Steve Jobs’ recent announcement about stepping down as the CEO of Apple prompted a lot of discussions about his legacy as a major business leader. Among the reflections shared were those around the commencement speech he gave at Stanford University in 2005 during which he urged everyone to do what you love. If you don’t happen to love what you do, “Keep looking. Don’t settle,” he said.
As we head into the Labor Day weekend, it’s a good question to ask, “Am I doing what I love?” If your answer is “No,” what are you doing about it? The answer to that question may seem too obvious to state but probably too uncomfortable to face as well. That is, figure out what you love and go do it! After all, life is too short. Do you really want to wait for terminal illness, being laid off or having some other disruptive life event to make the choice for you to leave what you don’t love?
Finding what we love requires us to have a very intimate understanding of ourselves and our purpose in this life. Yet, this can be a tall order. After all, with the way life works, we started learning since we were kids who to be, how to behave to be accepted. There was a finite window in our childhood when there were no contingencies around our dreams and desires, nor limits to what was possible. That is before we learned to filter every wish and desire through the lens of social acceptance. Then, we spend decades continuing to build our lives – and our identities – to conform to acceptable norms and expectations, e.g., getting educated, getting married and raising a family, being financially secure, etc. Many of us get really, really good at following these socially sanctioned prescriptions of how to live. Before we know it, we’ve created a life we’re supposed to love, except we don’t. How did that happen? Does this sound familiar?
So, what do you do if you aren’t doing what you love? Jobs’ recommendation is right on, “Keep looking. Don’t settle.” I’d go one step further to emphasize that the looking starts internally. Try the following.
If you aren’t doing what you love, love what you’re doing right now.
This step is a must: Honor what you’re doing right now. Identify the good in your unsatisfying work life, e.g., good friends you’ve made at work, the paychecks you get regularly to sustain your life, etc. Appreciate them. Be grateful for them. Charge your consciousness to be magnetic to these conditions wherever you go next professionally. Start releasing the negative emotions and judgments associated with your current job by practicing forgiveness. Don’t forget to include yourself, if you’ve judged yourself for not having the guts to leave what you know doesn’t serve you. If you’re currently out of work, practice appreciation and gratitude for your previous job(s), and release any resentment, anger and other negative energy around the economy, being let go, etc..
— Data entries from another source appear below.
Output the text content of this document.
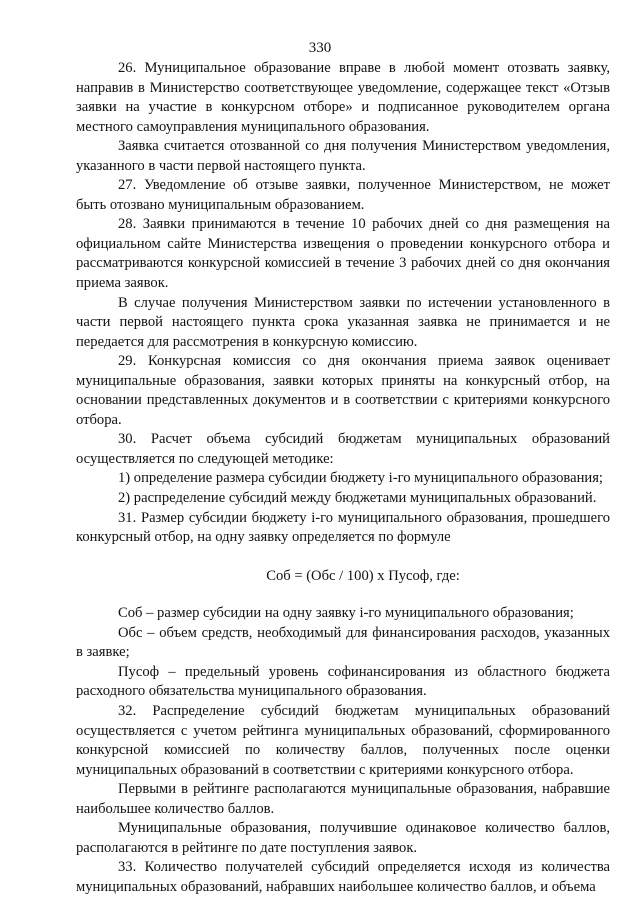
330

26. Муниципальное образование вправе в любой момент отозвать заявку, направив в Министерство соответствующее уведомление, содержащее текст «Отзыв заявки на участие в конкурсном отборе» и подписанное руководителем органа местного самоуправления муниципального образования.

Заявка считается отозванной со дня получения Министерством уведомления, указанного в части первой настоящего пункта.

27. Уведомление об отзыве заявки, полученное Министерством, не может быть отозвано муниципальным образованием.

28. Заявки принимаются в течение 10 рабочих дней со дня размещения на официальном сайте Министерства извещения о проведении конкурсного отбора и рассматриваются конкурсной комиссией в течение 3 рабочих дней со дня окончания приема заявок.

В случае получения Министерством заявки по истечении установленного в части первой настоящего пункта срока указанная заявка не принимается и не передается для рассмотрения в конкурсную комиссию.

29. Конкурсная комиссия со дня окончания приема заявок оценивает муниципальные образования, заявки которых приняты на конкурсный отбор, на основании представленных документов и в соответствии с критериями конкурсного отбора.

30. Расчет объема субсидий бюджетам муниципальных образований осуществляется по следующей методике:

1) определение размера субсидии бюджету i-го муниципального образования;

2) распределение субсидий между бюджетами муниципальных образований.

31. Размер субсидии бюджету i-го муниципального образования, прошедшего конкурсный отбор, на одну заявку определяется по формуле

Соб = (Обс / 100) x Пусоф, где:

Соб – размер субсидии на одну заявку i-го муниципального образования;

Обс – объем средств, необходимый для финансирования расходов, указанных в заявке;

Пусоф – предельный уровень софинансирования из областного бюджета расходного обязательства муниципального образования.

32. Распределение субсидий бюджетам муниципальных образований осуществляется с учетом рейтинга муниципальных образований, сформированного конкурсной комиссией по количеству баллов, полученных после оценки муниципальных образований в соответствии с критериями конкурсного отбора.

Первыми в рейтинге располагаются муниципальные образования, набравшие наибольшее количество баллов.

Муниципальные образования, получившие одинаковое количество баллов, располагаются в рейтинге по дате поступления заявок.

33. Количество получателей субсидий определяется исходя из количества муниципальных образований, набравших наибольшее количество баллов, и объема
Turn what you hate into what you love.
Make a list of all the undesirable conditions in your current job. Be exhaustive with your list. Once you’ve done that, pivot each condition to the opposite. For instance, “underpaid” to ”being paid well,” “overworked” to “great work-life balance,” etc. Identify the top 5 pivoted conditions. Visualize yourself working in these conditions often.
Engage your forgotten inner child.
Go back to the unfiltered days of your childhood and remember what you truly loved to do. Was it being creative? Was it about building things? Tell your rational mind to take a nap. In your mind’s eye, close the door for a few moments to challenging thoughts like, “Yeah but I can’t make a living doing this,” or “That was only child’s play, not practical now considering the responsibilities I have,” etc. Journal on the insights that come up. Draw if it resonates with you more. Give your inner child some air time to tell you what you’ve forgotten that your true self loved to express.
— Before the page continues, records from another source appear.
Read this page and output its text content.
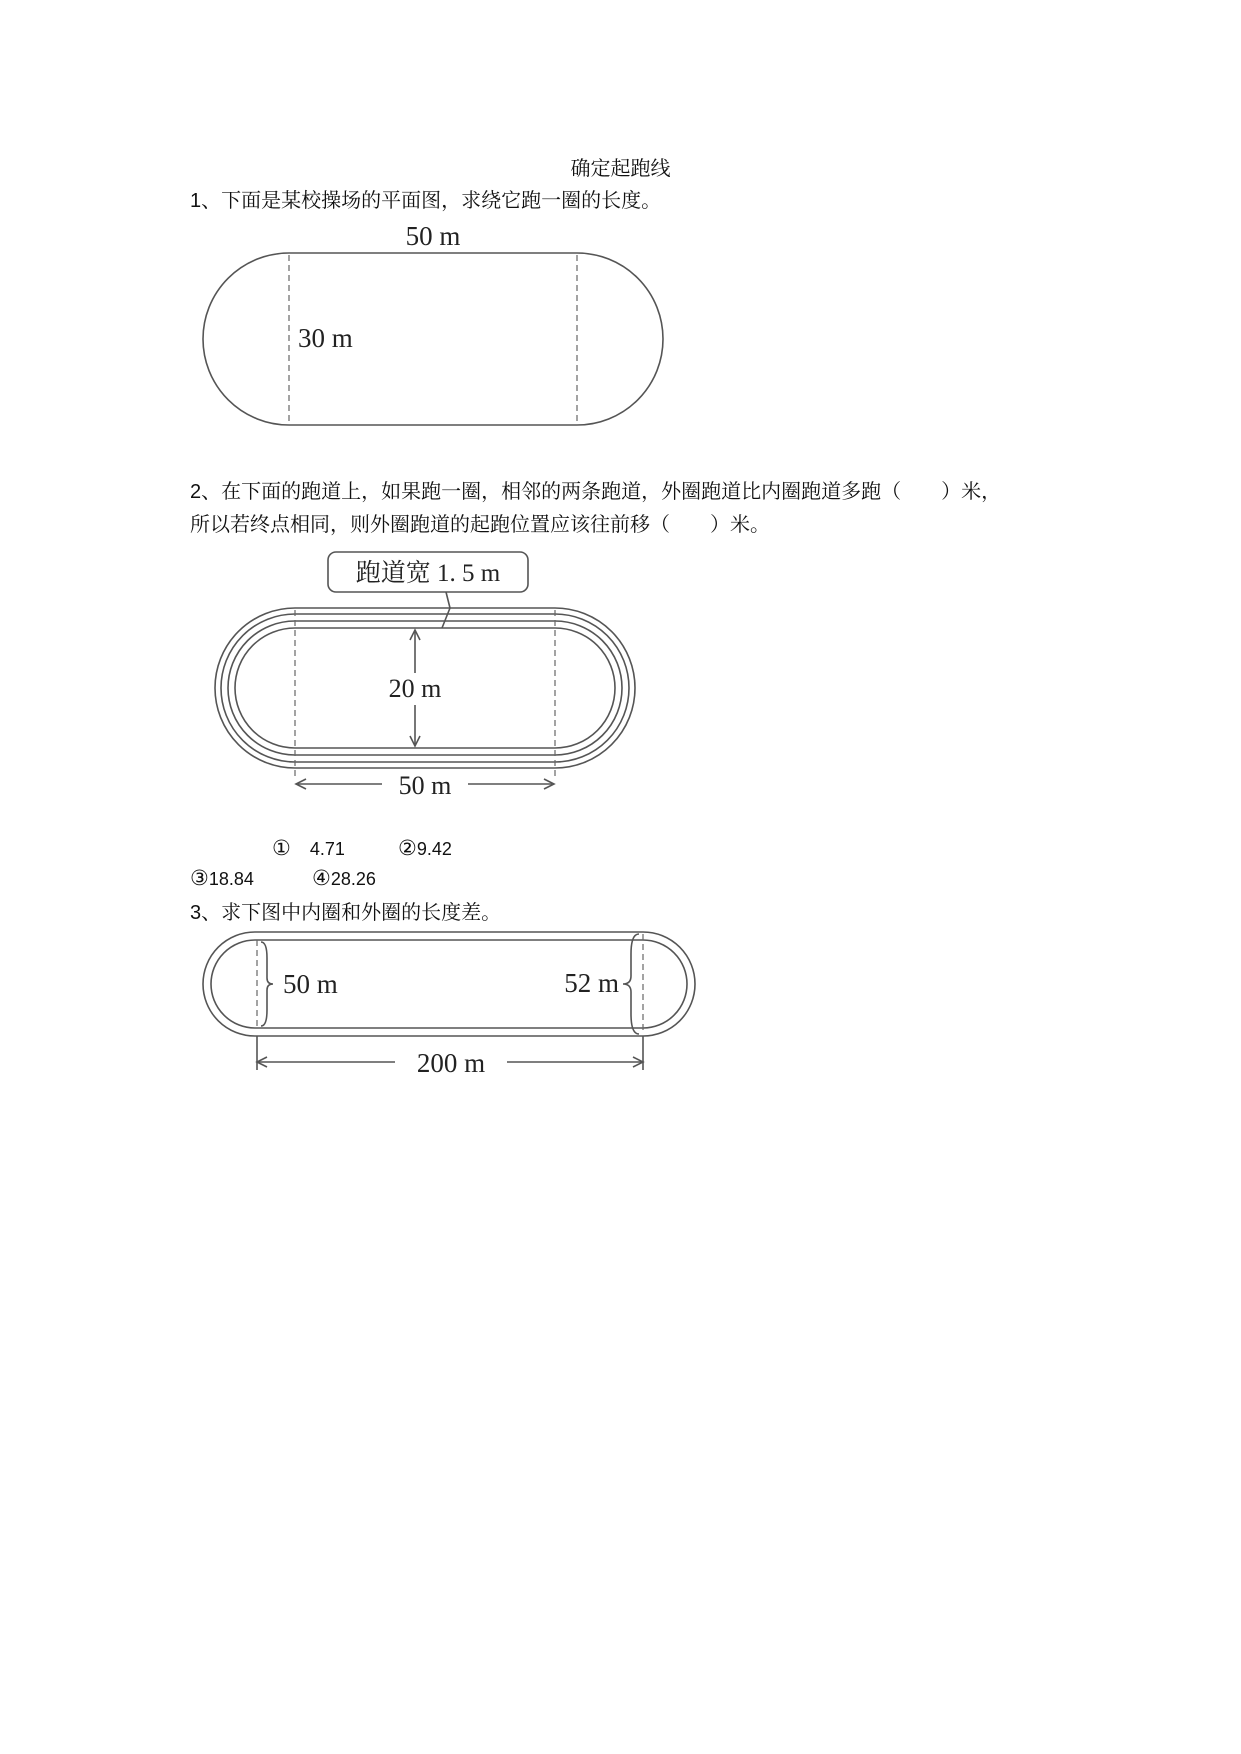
确定起跑线
1、下面是某校操场的平面图，求绕它跑一圈的长度。
50 m
30 m
2、在下面的跑道上，如果跑一圈，相邻的两条跑道，外圈跑道比内圈跑道多跑（　　）米，
所以若终点相同，则外圈跑道的起跑位置应该往前移（　　）米。
跑道宽 1. 5 m
20 m
50 m
① 4.71	②9.42
③18.84	④28.26
3、求下图中内圈和外圈的长度差。
50 m	52 m
200 m
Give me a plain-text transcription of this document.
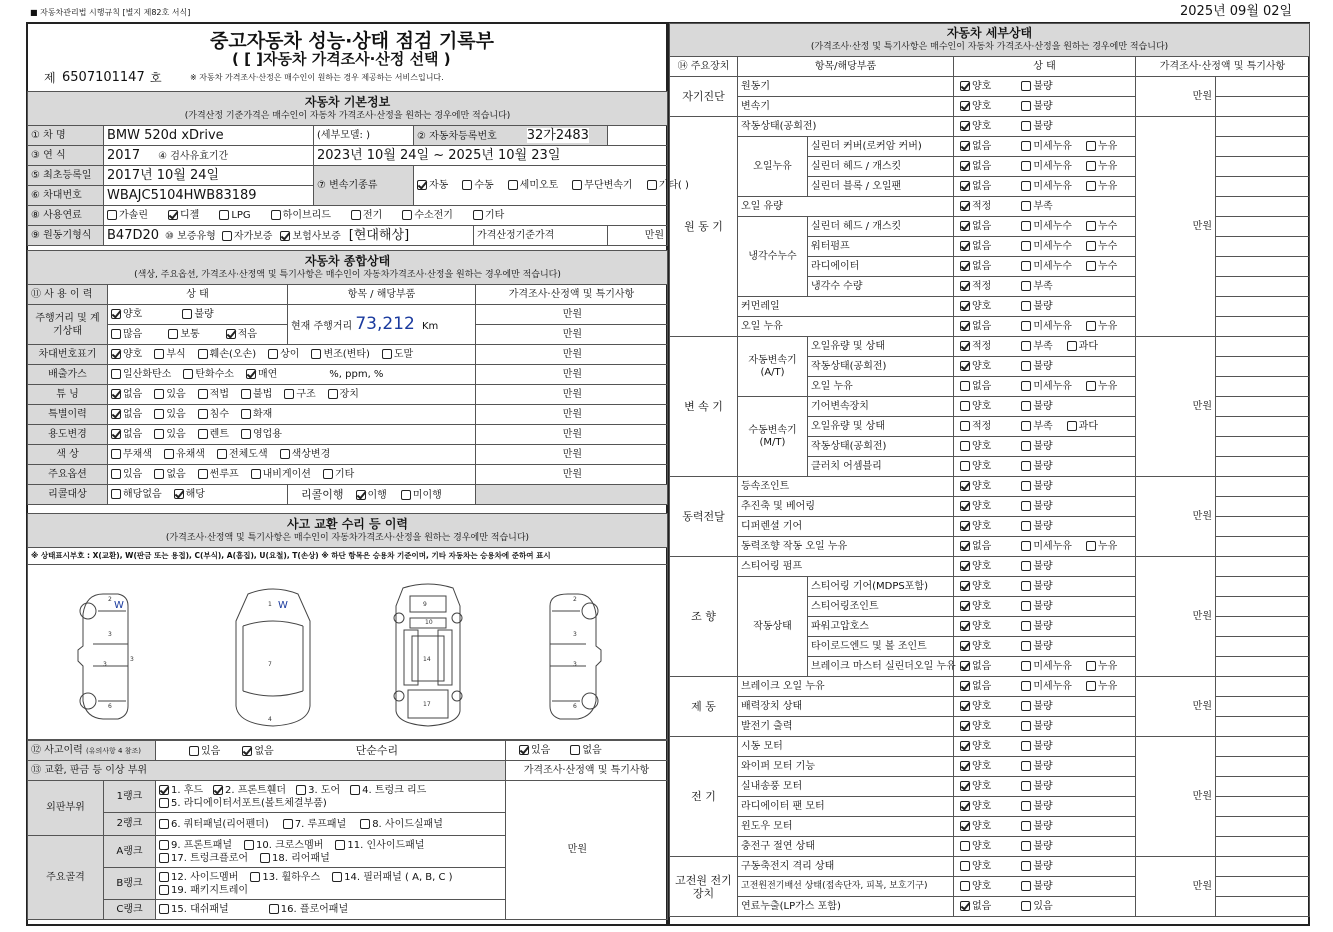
■ 자동차관리법 시행규칙 [별지 제82호 서식]	2025년 09월 02일
중고자동차 성능·상태 점검 기록부
( [ ]자동차 가격조사·산정 선택 )
제 6507101147 호	※ 자동차 가격조사·산정은 매수인이 원하는 경우 제공하는 서비스입니다.
자동차 기본정보
(가격산정 기준가격은 매수인이 자동차 가격조사·산정을 원하는 경우에만 적습니다)					

① 차 명	BMW 520d xDrive	(세부모델: )	② 자동차등록번호 32가2483		
③ 연 식	2017 ④ 검사유효기간	2023년 10월 24일 ~ 2025년 10월 23일			
⑤ 최초등록일	2017년 10월 24일	⑦ 변속기종류	자동 수동 세미오토 무단변속기 기타( )		

⑥ 차대번호	WBAJC5104HWB83189				
⑧ 사용연료	가솔린 디젤 LPG 하이브리드 전기 수소전기 기타				

⑨ 원동기형식	B47D20 ⑩ 보증유형 자가보증 보험사보증 [현대해상]			가격산정기준가격	만원
자동차 종합상태
(색상, 주요옵션, 가격조사·산정액 및 특기사항은 매수인이 자동차가격조사·산정을 원하는 경우에만 적습니다)			

⑪ 사 용 이 력	상 태	항목 / 해당부품	가격조사·산정액 및 특기사항
주행거리 및 계기상태	양호 불량	현재 주행거리 73,212 Km	만원

	많음 보통 적음		만원
차대번호표기	양호 부식 훼손(오손) 상이 변조(변타) 도말		만원
배출가스	일산화탄소 탄화수소 매연 %, ppm, %		만원
튜 닝	없음 있음 적법 불법 구조 장치		만원
특별이력	없음 있음 침수 화재		만원
용도변경	없음 있음 렌트 영업용		만원
색 상	무채색 유채색 전체도색 색상변경		만원
주요옵션	있음 없음 썬루프 내비게이션 기타		만원
리콜대상	해당없음 해당	리콜이행 이행 미이행	
사고 교환 수리 등 이력
(가격조사·산정액 및 특기사항은 매수인이 자동차가격조사·산정을 원하는 경우에만 적습니다)

※ 상태표시부호 : X(교환), W(판금 또는 용접), C(부식), A(흠집), U(요철), T(손상) ※ 하단 항목은 승용차 기준이며, 기타 자동차는 승용차에 준하여 표시

2
3
3
3
6
1
7
4
9
10
14
17
2
3
3
6
W	W
⑫ 사고이력 (유의사항 4 참조)		있음 없음 단순수리	있음 없음
⑬ 교환, 판금 등 이상 부위			가격조사·산정액 및 특기사항
외판부위	1랭크	1. 후드 2. 프론트휀더 3. 도어 4. 트렁크 리드5. 라디에이터서포트(볼트체결부품)	만원
	2랭크	6. 쿼터패널(리어펜더) 7. 루프패널 8. 사이드실패널	

주요골격	A랭크	9. 프론트패널 10. 크로스멤버 11. 인사이드패널17. 트렁크플로어 18. 리어패널	

	B랭크	12. 사이드멤버 13. 휠하우스 14. 필러패널 ( A, B, C )19. 패키지트레이	

	C랭크	15. 대쉬패널 16. 플로어패널	
자동차 세부상태
(가격조사·산정 및 특기사항은 매수인이 자동차 가격조사·산정을 원하는 경우에만 적습니다)					

⑭ 주요장치	항목/해당부품		상 태	가격조사·산정액 및 특기사항	
자기진단	원동기		양호 불량	만원	
	변속기		양호 불량		
원 동 기	작동상태(공회전)		양호 불량	만원	
	오일누유	실린더 커버(로커암 커버)	없음 미세누유 누유		
		실린더 헤드 / 개스킷	없음 미세누유 누유		
		실린더 블록 / 오일팬	없음 미세누유 누유		
	오일 유량		적정 부족		
	냉각수누수	실린더 헤드 / 개스킷	없음 미세누수 누수		
		워터펌프	없음 미세누수 누수		
		라디에이터	없음 미세누수 누수		
		냉각수 수량	적정 부족		
	커먼레일		양호 불량		
	오일 누유		없음 미세누유 누유		
변 속 기	자동변속기 (A/T)	오일유량 및 상태	적정 부족 과다	만원	
		작동상태(공회전)	양호 불량		
		오일 누유	없음 미세누유 누유		
	수동변속기 (M/T)	기어변속장치	양호 불량		
		오일유량 및 상태	적정 부족 과다		
		작동상태(공회전)	양호 불량		
		클러치 어셈블리	양호 불량		
동력전달	등속조인트		양호 불량	만원	
	추진축 및 베어링		양호 불량		
	디퍼렌셜 기어		양호 불량		
	동력조향 작동 오일 누유		없음 미세누유 누유		
조 향	스티어링 펌프		양호 불량	만원	
	작동상태	스티어링 기어(MDPS포함)	양호 불량		
		스티어링조인트	양호 불량		
		파워고압호스	양호 불량		
		타이로드엔드 및 볼 조인트	양호 불량		
		브레이크 마스터 실린더오일 누유	없음 미세누유 누유		
제 동	브레이크 오일 누유		없음 미세누유 누유	만원	
	배력장치 상태		양호 불량		
	발전기 출력		양호 불량		
전 기	시동 모터		양호 불량	만원	
	와이퍼 모터 기능		양호 불량		
	실내송풍 모터		양호 불량		
	라디에이터 팬 모터		양호 불량		
	윈도우 모터		양호 불량		
	충전구 절연 상태		양호 불량		
고전원 전기장치	구동축전지 격리 상태		양호 불량	만원	
	고전원전기배선 상태(접속단자, 피복, 보호기구)		양호 불량		
	연료누출(LP가스 포함)		없음 있음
What’s the legacy you want to leave behind?
If you were to think ahead to the end of your life looking back, for what would you like to be remembered? Clearly, your legacy would include much more than work. But, if you were to leave this world having lived a fulfilling life of joy, loving what you do will have been a part of it, whether it’s work for pay or not. This question is worth pondering. And, when you know the legacy you want to leave behind, how would you live to fulfill this picture?
Once you are tuned into your inner compass to direct you, what’s revealed to you one step at a time will bring more purpose and fulfillment. Before long, the word “work” will take on a whole different meaning, because it won’t feel like work anymore. This journey of looking within may take some time, and the length varies from individual to individual. But know that you cannot miss your life. As you continue looking, remember always to honor yourself and where you are in your life. Whether or not it makes sense right now, you’re always exactly where you need to be.